Raw STDIN, baby. Perl is meant for batch-processing, so its native input facilities are a bit (harrumph) primitive. Mistakes mean scrambled input; type carefully. I haven't tried piping a prewritten file into the interpreter yet, since there isn't enough language there yet to justify trying to write something nontrivial, but this will be gotten around to eventually, as will a nice clean user-friendly commandline interface. But it'll be a while; string handling is a somewhat more important priority.
The best way to do it would actually be a talk-style front end that treats the interpreter like a server daemon (which will happen way down the road eventually anyway to facilitate var'aq Beowulf clusters.

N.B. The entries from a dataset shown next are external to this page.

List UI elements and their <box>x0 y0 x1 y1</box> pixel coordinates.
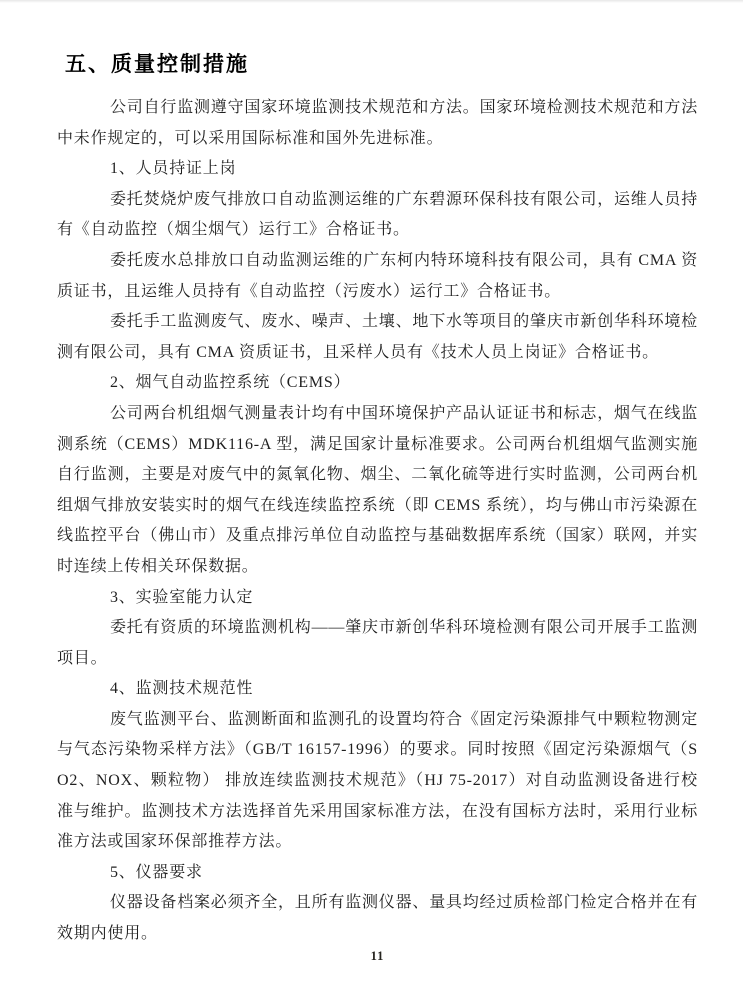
document-body: 公司自行监测遵守国家环境监测技术规范和方法。国家环境检测技术规范和方法中未作规定… <box>57 93 698 950</box>
document-page: 五、质量控制措施 公司自行监测遵守国家环境监测技术规范和方法。国家环境检测技术规… <box>0 0 743 1008</box>
page-title: 五、质量控制措施 <box>65 48 698 81</box>
paragraph: 废气监测平台、监测断面和监测孔的设置均符合《固定污染源排气中颗粒物测定与气态污染… <box>57 705 698 858</box>
document-content: 五、质量控制措施 公司自行监测遵守国家环境监测技术规范和方法。国家环境检测技术规… <box>57 48 698 950</box>
section-heading: 3、实验室能力认定 <box>57 583 698 614</box>
paragraph: 仪器设备档案必须齐全，且所有监测仪器、量具均经过质检部门检定合格并在有效期内使用… <box>57 888 698 949</box>
paragraph: 委托有资质的环境监测机构——肇庆市新创华科环境检测有限公司开展手工监测项目。 <box>57 613 698 674</box>
section-heading: 5、仪器要求 <box>57 858 698 889</box>
section-heading: 1、人员持证上岗 <box>57 154 698 185</box>
page-number: 11 <box>57 949 698 964</box>
section-heading: 4、监测技术规范性 <box>57 674 698 705</box>
paragraph: 公司两台机组烟气测量表计均有中国环境保护产品认证证书和标志，烟气在线监测系统（C… <box>57 399 698 583</box>
section-heading: 2、烟气自动监控系统（CEMS） <box>57 368 698 399</box>
scan-edge <box>0 0 743 3</box>
paragraph: 委托废水总排放口自动监测运维的广东柯内特环境科技有限公司，具有 CMA 资质证书… <box>57 246 698 307</box>
paragraph: 委托手工监测废气、废水、噪声、土壤、地下水等项目的肇庆市新创华科环境检测有限公司… <box>57 307 698 368</box>
paragraph: 委托焚烧炉废气排放口自动监测运维的广东碧源环保科技有限公司，运维人员持有《自动监… <box>57 185 698 246</box>
paragraph: 公司自行监测遵守国家环境监测技术规范和方法。国家环境检测技术规范和方法中未作规定… <box>57 93 698 154</box>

I did make up the Klingon Defense Force Programming Style Guide, but Mark did make a point of adding -'a' (interrogative) to the relational operators. And he was right. That was right about when I noticed that your average relational operator is by definition what Lispers would call a predicate function.
Now as I write this I'm not sure how Lispy to get with var'aq. However, it does seem that this is essentially identical to the -p convention in Lisp, where any predicate (i.e. yes/no function) is named with a -p on the end (or a -? in Scheme and Dylan). So wherever you see a function in var'aq that asks a question, you'll see the -'a' convention. I suggest that you consider it a matter of good style to follow that lead when writing your own var'aq code.
Marc Okrand's biggest omission in the Klingon corpus is a working scientific vocabulary; I (Brian) had to create a lot of these terms from scratch. The basic premise is that though Klingon and Earth mathematics might be essentially isomorphic, the likelihood that metaphors and concepts coincide above a basic level is rather small. This section explains a few of the more obscure metaphors for the confused...
The answer is that there might be a different view of what exactly is being done when the stack is flagged like that. PostScript is literalist: a marker is being put on the stack. var'aq looks at the action more in terms of why the marker is being put there: a certain level in the stack is being staked out, like a string wrapped around a finger. Thus, remember/forget.
The idea is that var'aq is intended to have primitive support for an MPI-like interface (anyone know a good Perl-MPI binding to play with?) to simplify distributed computing designs. This is eventually intended to be part of the standard var'aq package, but as of 7 June 2000 this is so far off (think at least six months) that I have no idea what form it will take nor whether it will be built into the language or come as a separate library. Either way, a plausibly powerful network interface needs to come first, and that will not be in the initial versions either.